At its May 11 meeting, the City Council will review a list of street, storm sewer, and other projects worth $250 million that could be delayed.
While Standard & Poor’s maintains a stable outlook on Phoenix’s GOs, Moody’s has the city on negative outlook. Fitch Ratings does not rate the city’s GOs.
The city can levy property taxes at two levels, with the first going toward operations and the second supporting debt service for infrastructure. Phoenix’s combined property tax rate of $1.82 per $100 of assessed valuation has not changed in 14 years.
The city could establish a floating secondary tax that would not increase the overall taxes that property owners pay, city staffers said. That’s because the sharp drop in property values means that the overall tax payments are also lowered, even with a higher tax rate. Each year, the council could vote to raise or lower the rate based on debt service needs.
Property values, as reflected in assessments sent out in February, dropped for the third straight year in Maricopa County, whose county seat is Phoenix. Residential property values fell an average of 15.2% in 2009, according to the Maricopa County Assessor’s Office. Values fell 23% in 2008, following a 13% drop in 2007.
The median value of homes in the county fell last year to $131,700 from $155,300 the previous year. The assessments sent in February were actually based on 2008 values, so the assessments could drop further. The lag time between appraisal and assessment is about 18 months in Arizona, so local governments may not have hit bottom in terms of property-tax revenue.
Other cities in Maricopa County and throughout Arizona have been tightening their belts amid the funding shortage as well.
The Tempe City Council last week began identifying projects to postpone amid a 35% drop in secondary property tax revenue over three years. Home values in Tempe declined 13.4% in 2009.
In Tucson, county seat of Pima County, the city staff is asking the City Council to consider raising the sales tax by 0.5% to cover operating costs. The tax increase would provide about $33 million per year, enough to avoid losing another 500 jobs, according to city manager Mike Letcher.

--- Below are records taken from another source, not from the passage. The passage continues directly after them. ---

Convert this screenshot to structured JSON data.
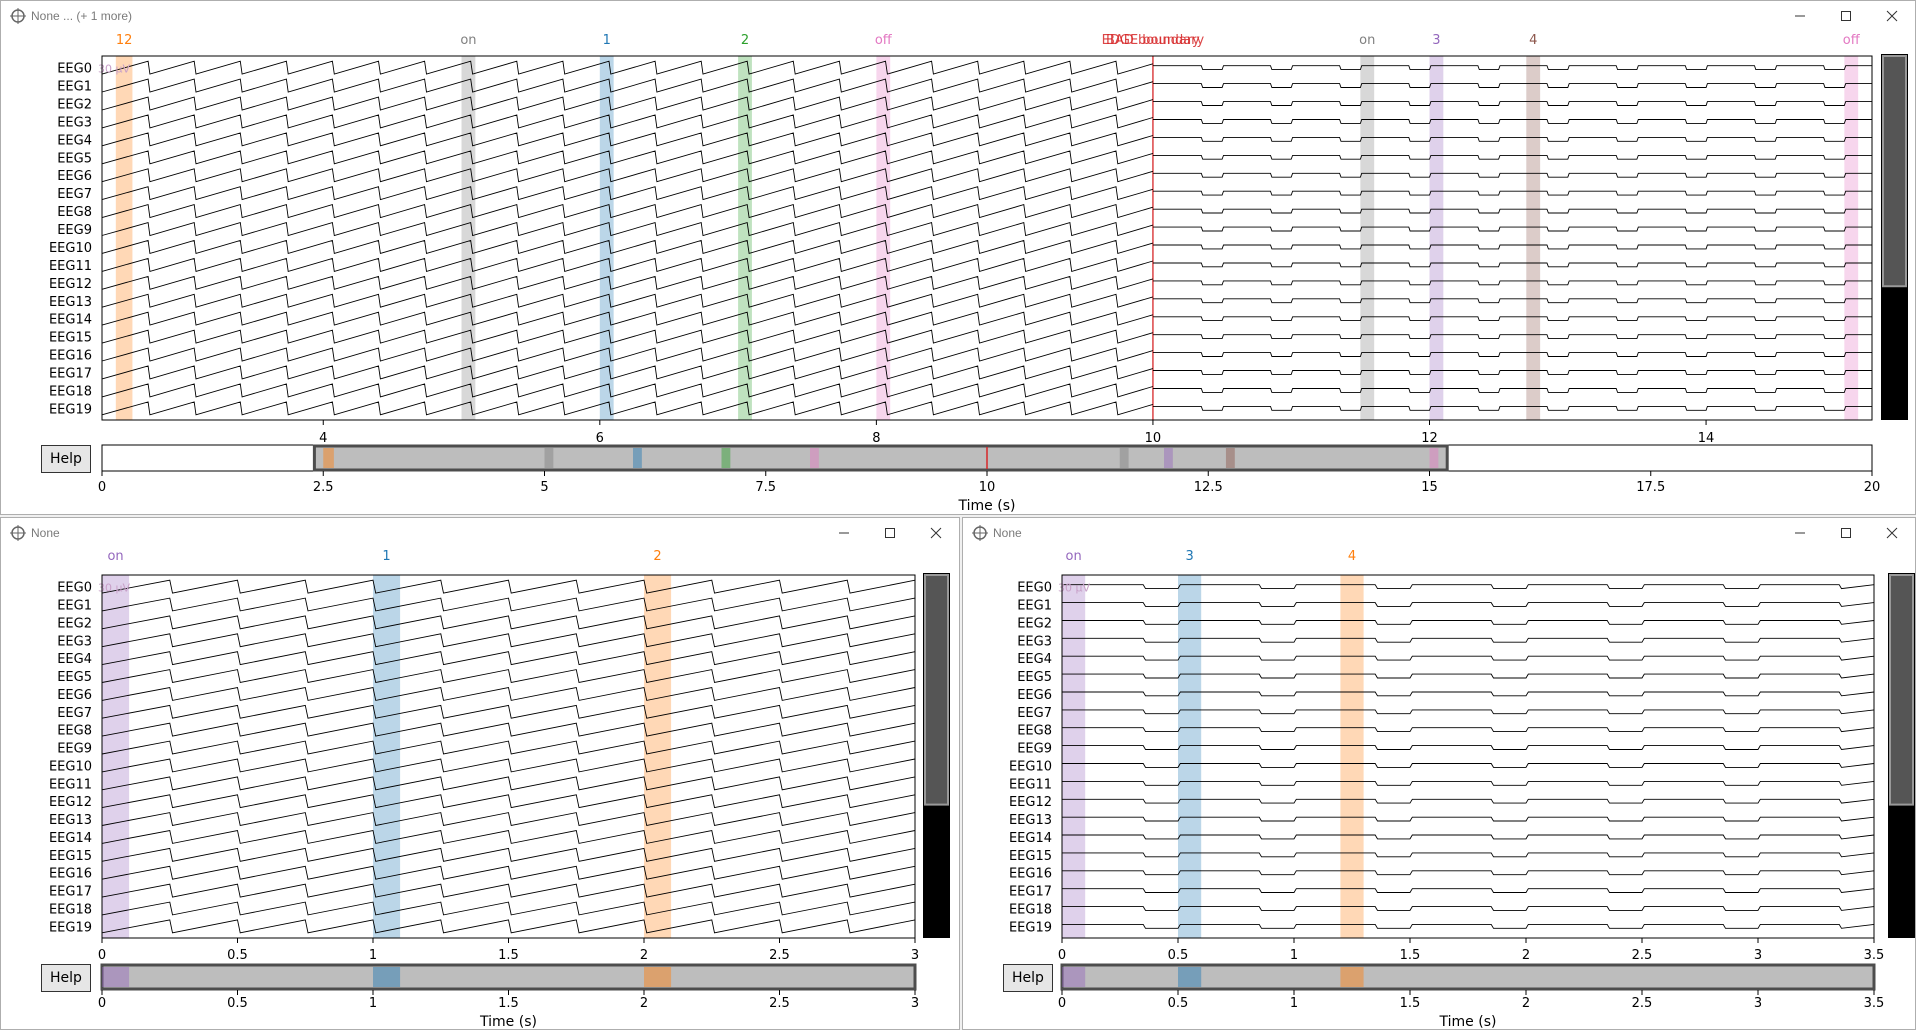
{
  "windows": [
    {
      "id": "top",
      "title": "None ... (+ 1 more)",
      "help_label": "Help",
      "xlabel": "Time (s)",
      "channels": [
        "EEG0",
        "EEG1",
        "EEG2",
        "EEG3",
        "EEG4",
        "EEG5",
        "EEG6",
        "EEG7",
        "EEG8",
        "EEG9",
        "EEG10",
        "EEG11",
        "EEG12",
        "EEG13",
        "EEG14",
        "EEG15",
        "EEG16",
        "EEG17",
        "EEG18",
        "EEG19"
      ],
      "scale_label": "30 µV",
      "view_start": 2.4,
      "view_end": 15.2,
      "view_ticks": [
        4,
        6,
        8,
        10,
        12,
        14
      ],
      "overview_ticks": [
        0,
        2.5,
        5,
        7.5,
        10,
        12.5,
        15,
        17.5,
        20
      ],
      "overview_range": [
        0,
        20
      ],
      "annotations": [
        {
          "label": "12",
          "onset": 2.5,
          "duration": 0.12,
          "color": "#ff7f0e"
        },
        {
          "label": "on",
          "onset": 5.0,
          "duration": 0.1,
          "color": "#7f7f7f"
        },
        {
          "label": "1",
          "onset": 6.0,
          "duration": 0.1,
          "color": "#1f77b4"
        },
        {
          "label": "2",
          "onset": 7.0,
          "duration": 0.1,
          "color": "#2ca02c"
        },
        {
          "label": "off",
          "onset": 8.0,
          "duration": 0.1,
          "color": "#e377c2"
        },
        {
          "label": "on",
          "onset": 11.5,
          "duration": 0.1,
          "color": "#7f7f7f"
        },
        {
          "label": "3",
          "onset": 12.0,
          "duration": 0.1,
          "color": "#9467bd"
        },
        {
          "label": "4",
          "onset": 12.7,
          "duration": 0.1,
          "color": "#8c564b"
        },
        {
          "label": "off",
          "onset": 15.0,
          "duration": 0.1,
          "color": "#e377c2"
        }
      ],
      "boundary": {
        "label": "BAD boundary",
        "label2": "EDGE boundary",
        "time": 10.0,
        "color": "#d62728"
      },
      "signal_segments": [
        {
          "kind": "saw",
          "start": 2.4,
          "end": 10.0,
          "period": 0.3333
        },
        {
          "kind": "square",
          "start": 10.0,
          "end": 15.2,
          "period": 0.5
        }
      ],
      "scroll_thumb": [
        0.0,
        0.64
      ]
    },
    {
      "id": "bl",
      "title": "None",
      "help_label": "Help",
      "xlabel": "Time (s)",
      "channels": [
        "EEG0",
        "EEG1",
        "EEG2",
        "EEG3",
        "EEG4",
        "EEG5",
        "EEG6",
        "EEG7",
        "EEG8",
        "EEG9",
        "EEG10",
        "EEG11",
        "EEG12",
        "EEG13",
        "EEG14",
        "EEG15",
        "EEG16",
        "EEG17",
        "EEG18",
        "EEG19"
      ],
      "scale_label": "30 µV",
      "view_start": 0,
      "view_end": 3,
      "view_ticks": [
        0,
        0.5,
        1,
        1.5,
        2,
        2.5,
        3
      ],
      "overview_ticks": [
        0,
        0.5,
        1,
        1.5,
        2,
        2.5,
        3
      ],
      "overview_range": [
        0,
        3
      ],
      "annotations": [
        {
          "label": "on",
          "onset": 0.0,
          "duration": 0.1,
          "color": "#9467bd"
        },
        {
          "label": "1",
          "onset": 1.0,
          "duration": 0.1,
          "color": "#1f77b4"
        },
        {
          "label": "2",
          "onset": 2.0,
          "duration": 0.1,
          "color": "#ff7f0e"
        }
      ],
      "signal_segments": [
        {
          "kind": "saw",
          "start": 0,
          "end": 3,
          "period": 0.25
        }
      ],
      "scroll_thumb": [
        0.0,
        0.64
      ]
    },
    {
      "id": "br",
      "title": "None",
      "help_label": "Help",
      "xlabel": "Time (s)",
      "channels": [
        "EEG0",
        "EEG1",
        "EEG2",
        "EEG3",
        "EEG4",
        "EEG5",
        "EEG6",
        "EEG7",
        "EEG8",
        "EEG9",
        "EEG10",
        "EEG11",
        "EEG12",
        "EEG13",
        "EEG14",
        "EEG15",
        "EEG16",
        "EEG17",
        "EEG18",
        "EEG19"
      ],
      "scale_label": "30 µV",
      "view_start": 0,
      "view_end": 3.5,
      "view_ticks": [
        0,
        0.5,
        1,
        1.5,
        2,
        2.5,
        3,
        3.5
      ],
      "overview_ticks": [
        0,
        0.5,
        1,
        1.5,
        2,
        2.5,
        3,
        3.5
      ],
      "overview_range": [
        0,
        3.5
      ],
      "annotations": [
        {
          "label": "on",
          "onset": 0.0,
          "duration": 0.1,
          "color": "#9467bd"
        },
        {
          "label": "3",
          "onset": 0.5,
          "duration": 0.1,
          "color": "#1f77b4"
        },
        {
          "label": "4",
          "onset": 1.2,
          "duration": 0.1,
          "color": "#ff7f0e"
        }
      ],
      "signal_segments": [
        {
          "kind": "square",
          "start": 0,
          "end": 3.5,
          "period": 0.5
        }
      ],
      "scroll_thumb": [
        0.0,
        0.64
      ]
    }
  ]
}
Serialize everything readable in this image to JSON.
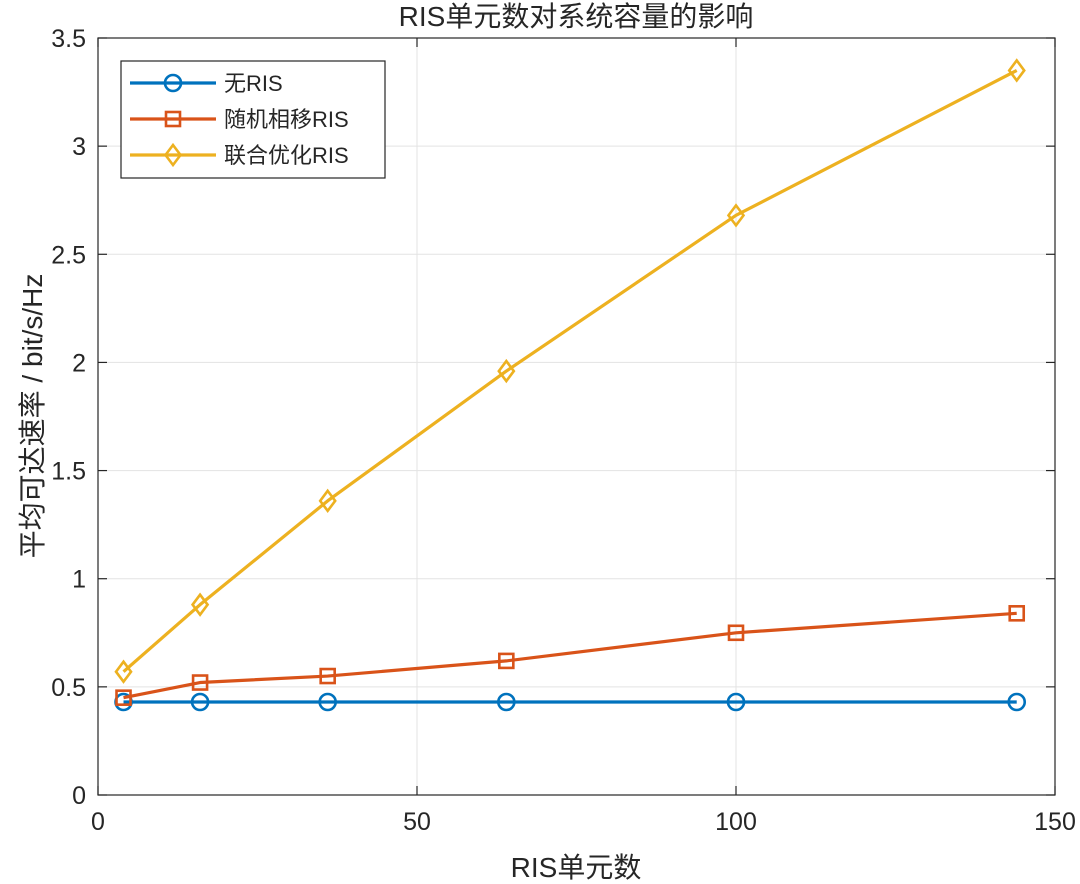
{
  "chart_data": {
    "type": "line",
    "title": "RIS单元数对系统容量的影响",
    "xlabel": "RIS单元数",
    "ylabel": "平均可达速率 / bit/s/Hz",
    "xlim": [
      0,
      150
    ],
    "ylim": [
      0,
      3.5
    ],
    "xticks": [
      0,
      50,
      100,
      150
    ],
    "yticks": [
      0,
      0.5,
      1,
      1.5,
      2,
      2.5,
      3,
      3.5
    ],
    "xtick_labels": [
      "0",
      "50",
      "100",
      "150"
    ],
    "ytick_labels": [
      "0",
      "0.5",
      "1",
      "1.5",
      "2",
      "2.5",
      "3",
      "3.5"
    ],
    "grid": true,
    "legend_position": "top-left",
    "x": [
      4,
      16,
      36,
      64,
      100,
      144
    ],
    "series": [
      {
        "name": "无RIS",
        "values": [
          0.43,
          0.43,
          0.43,
          0.43,
          0.43,
          0.43
        ],
        "color": "#0072BD",
        "marker": "circle"
      },
      {
        "name": "随机相移RIS",
        "values": [
          0.45,
          0.52,
          0.55,
          0.62,
          0.75,
          0.84
        ],
        "color": "#D95319",
        "marker": "square"
      },
      {
        "name": "联合优化RIS",
        "values": [
          0.57,
          0.88,
          1.36,
          1.96,
          2.68,
          3.35
        ],
        "color": "#EDB120",
        "marker": "diamond"
      }
    ]
  }
}
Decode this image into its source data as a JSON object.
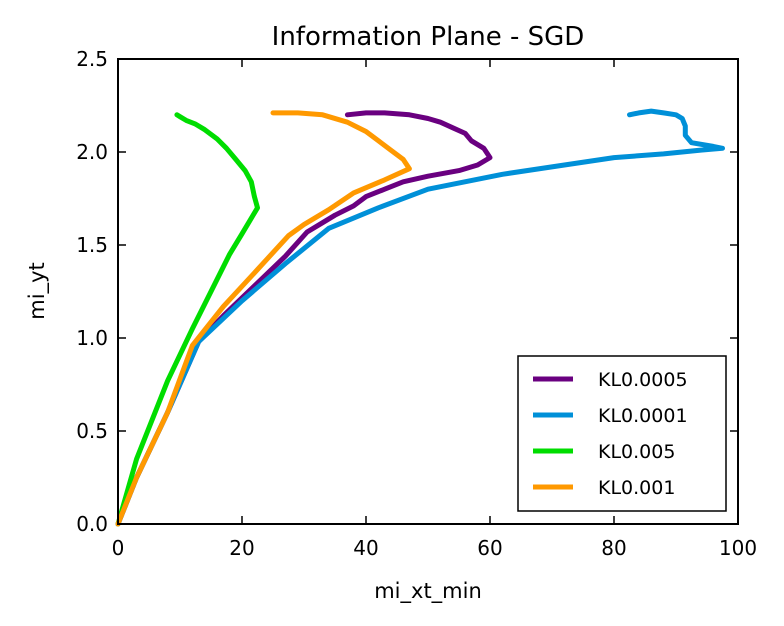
{
  "chart_data": {
    "type": "line",
    "title": "Information Plane - SGD",
    "xlabel": "mi_xt_min",
    "ylabel": "mi_yt",
    "xlim": [
      0,
      100
    ],
    "ylim": [
      0,
      2.5
    ],
    "xticks": [
      "0",
      "20",
      "40",
      "60",
      "80",
      "100"
    ],
    "yticks": [
      "0.0",
      "0.5",
      "1.0",
      "1.5",
      "2.0",
      "2.5"
    ],
    "grid": false,
    "legend_position": "lower-right",
    "series": [
      {
        "name": "KL0.0005",
        "color": "#6a0080",
        "x": [
          0,
          3,
          8,
          13,
          17,
          22,
          27,
          30.5,
          33,
          35,
          38,
          40,
          43,
          46,
          50,
          55,
          58,
          60,
          59,
          57,
          56,
          54,
          52,
          50,
          47,
          43,
          40,
          37
        ],
        "y": [
          0.0,
          0.25,
          0.6,
          0.98,
          1.12,
          1.28,
          1.44,
          1.57,
          1.62,
          1.66,
          1.71,
          1.76,
          1.8,
          1.84,
          1.87,
          1.9,
          1.93,
          1.97,
          2.02,
          2.06,
          2.1,
          2.13,
          2.16,
          2.18,
          2.2,
          2.21,
          2.21,
          2.2
        ]
      },
      {
        "name": "KL0.0001",
        "color": "#0090d8",
        "x": [
          0,
          3,
          8,
          13,
          20,
          27,
          34,
          42,
          50,
          62,
          72,
          80,
          88,
          94,
          97.5,
          96,
          92.5,
          91.5,
          91.5,
          91,
          90,
          88,
          86,
          84,
          82.5
        ],
        "y": [
          0.0,
          0.25,
          0.6,
          0.98,
          1.2,
          1.4,
          1.59,
          1.7,
          1.8,
          1.88,
          1.93,
          1.97,
          1.99,
          2.01,
          2.02,
          2.03,
          2.05,
          2.09,
          2.14,
          2.18,
          2.2,
          2.21,
          2.22,
          2.21,
          2.2
        ]
      },
      {
        "name": "KL0.005",
        "color": "#00dd00",
        "x": [
          0,
          3,
          8,
          12,
          15,
          18,
          20,
          22.5,
          22,
          21.5,
          20.5,
          19,
          17.5,
          16,
          14,
          12.5,
          11,
          10,
          9.5
        ],
        "y": [
          0.0,
          0.35,
          0.77,
          1.05,
          1.25,
          1.45,
          1.56,
          1.7,
          1.76,
          1.84,
          1.9,
          1.96,
          2.02,
          2.07,
          2.12,
          2.15,
          2.17,
          2.19,
          2.2
        ]
      },
      {
        "name": "KL0.001",
        "color": "#ff9900",
        "x": [
          0,
          3,
          8,
          12,
          17,
          22,
          27.5,
          30,
          34,
          38,
          43,
          47,
          46,
          44,
          42,
          40,
          37,
          33,
          29,
          26,
          25
        ],
        "y": [
          0.0,
          0.25,
          0.6,
          0.96,
          1.17,
          1.35,
          1.55,
          1.61,
          1.69,
          1.78,
          1.85,
          1.91,
          1.96,
          2.01,
          2.06,
          2.11,
          2.16,
          2.2,
          2.21,
          2.21,
          2.21
        ]
      }
    ]
  }
}
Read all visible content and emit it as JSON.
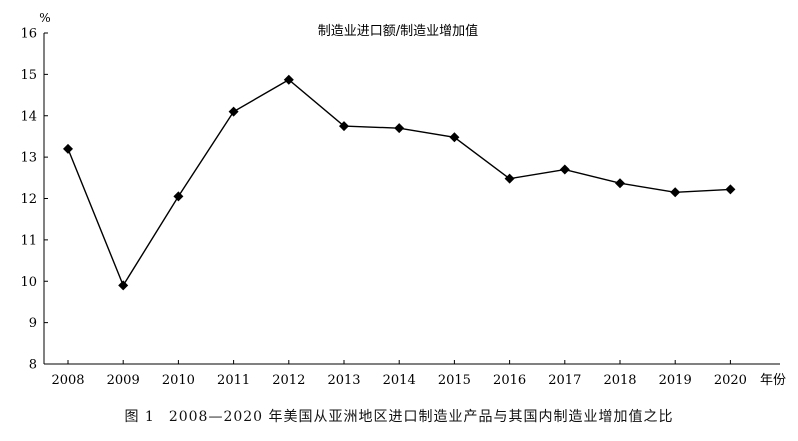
{
  "caption": {
    "figure_label": "图 1",
    "text": "2008—2020 年美国从亚洲地区进口制造业产品与其国内制造业增加值之比"
  },
  "chart_data": {
    "type": "line",
    "title": "制造业进口额/制造业增加值",
    "ylabel": "%",
    "xlabel": "年份",
    "categories": [
      "2008",
      "2009",
      "2010",
      "2011",
      "2012",
      "2013",
      "2014",
      "2015",
      "2016",
      "2017",
      "2018",
      "2019",
      "2020"
    ],
    "series": [
      {
        "values": [
          13.2,
          9.9,
          12.05,
          14.1,
          14.87,
          13.75,
          13.7,
          13.48,
          12.48,
          12.7,
          12.37,
          12.15,
          12.22
        ]
      }
    ],
    "ylim": [
      8,
      16
    ],
    "yticks": [
      "8",
      "9",
      "10",
      "11",
      "12",
      "13",
      "14",
      "15",
      "16"
    ],
    "grid": false,
    "line_color": "#000000",
    "marker": "diamond"
  }
}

Local governments are being hit hard by the state’s revenue crisis, and matters could worsen if voters do not approve a temporary one-cent tax increase next month to cover state operating expenses, local officials said.
Local sales taxes have dropped sharply in recent years as shared revenue distributed through the state has declined nearly 40% in the last two years.
If the proposed three-year sales tax increase fails next month, the state plans to shift the cost of maintaining state prison inmates to the counties and require them to cover about $8 million in salaries for Superior Court judges.
Fearing the consequences if voters reject the temporary sales tax increase in May, the League of Arizona Cities and Towns is pushing hard for the measure.
“Without the additional money to fund state operations, education and public safety programs could be in serious jeopardy,” said Chandler Mayor Boyd Dunn, president of the league. “Cities and towns are voluntarily doing our part to help the state with its budget difficulties by giving up nearly $600 million in potential revenue over the three-year life of the tax.”